Last post 4/10/2009 10:31 PM by Zazu Yen. 28 replies.
  • 4/10/2009 11:12 AM In reply to

    Re: Reducing garbage

    Craig Martin:
    Harald Maassen:
    Lists don't create garbage. As for stuff like strings, the difference between doing score.ToString() every frame and only when the score changes (via a property) is more than enough to keep your game clean.


    Lists create garbage if they're temporary but I guess I can deal with that ok.
    Oh yeah, right. For each method I had that created temporary lists I just declared them above the method and replaced "List l = new List()" with "l.Clear()". Worked nicely for my game! :)
  • 4/10/2009 4:55 PM In reply to

    Re: Reducing garbage

    Anything that calls 'new' is creating future garbage, you should always avoid it inside tight loops or in methods that are called many times in a single frame. (But be very careful of using cached instances of things like Lists by just clearing them if you're in a multi-threaded environment.)

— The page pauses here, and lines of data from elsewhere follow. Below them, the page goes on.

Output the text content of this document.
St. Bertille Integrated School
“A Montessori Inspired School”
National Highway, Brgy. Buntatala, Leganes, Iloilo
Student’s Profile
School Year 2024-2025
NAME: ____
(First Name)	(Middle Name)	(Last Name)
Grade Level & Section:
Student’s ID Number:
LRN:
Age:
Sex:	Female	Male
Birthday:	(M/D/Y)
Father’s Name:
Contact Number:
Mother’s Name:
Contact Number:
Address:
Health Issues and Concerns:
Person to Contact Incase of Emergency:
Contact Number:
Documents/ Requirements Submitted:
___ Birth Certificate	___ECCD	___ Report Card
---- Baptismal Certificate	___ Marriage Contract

    You should also try to be aware of utility classes that might be creating garbage behind the scenes. I know in Java the Dictionary classes like HashMap will create container classes for everything you put in them, so if you add and then remove 1000 items from the map you toss 1000 items onto the garbage heap even if you keep the Dictionary instance itself around for re-use.

    Code is my medium
    Follow my game development experiences with XNA at http://zenandcode.blogspot.com/
  • 4/10/2009 5:14 PM In reply to

    Re: Reducing garbage

    Zazu Yen:
    Anything that calls 'new' is creating future garbage,
    That's not true. Calling 'new' on a struct still allocates on the stack and is not handle by the garbage collector.
  • 4/10/2009 10:31 PM In reply to

    Re: Reducing garbage

    Nick Gravelyn:
    Zazu Yen:
    Anything that calls 'new' is creating future garbage,
    That's not true. Calling 'new' on a struct still allocates on the stack and is not handle by the garbage collector.

    Ah I didn't know that, I'm still pretty new to C#. Thanks for pointing that out, it's an important consideration when making temporary lightweight data structures.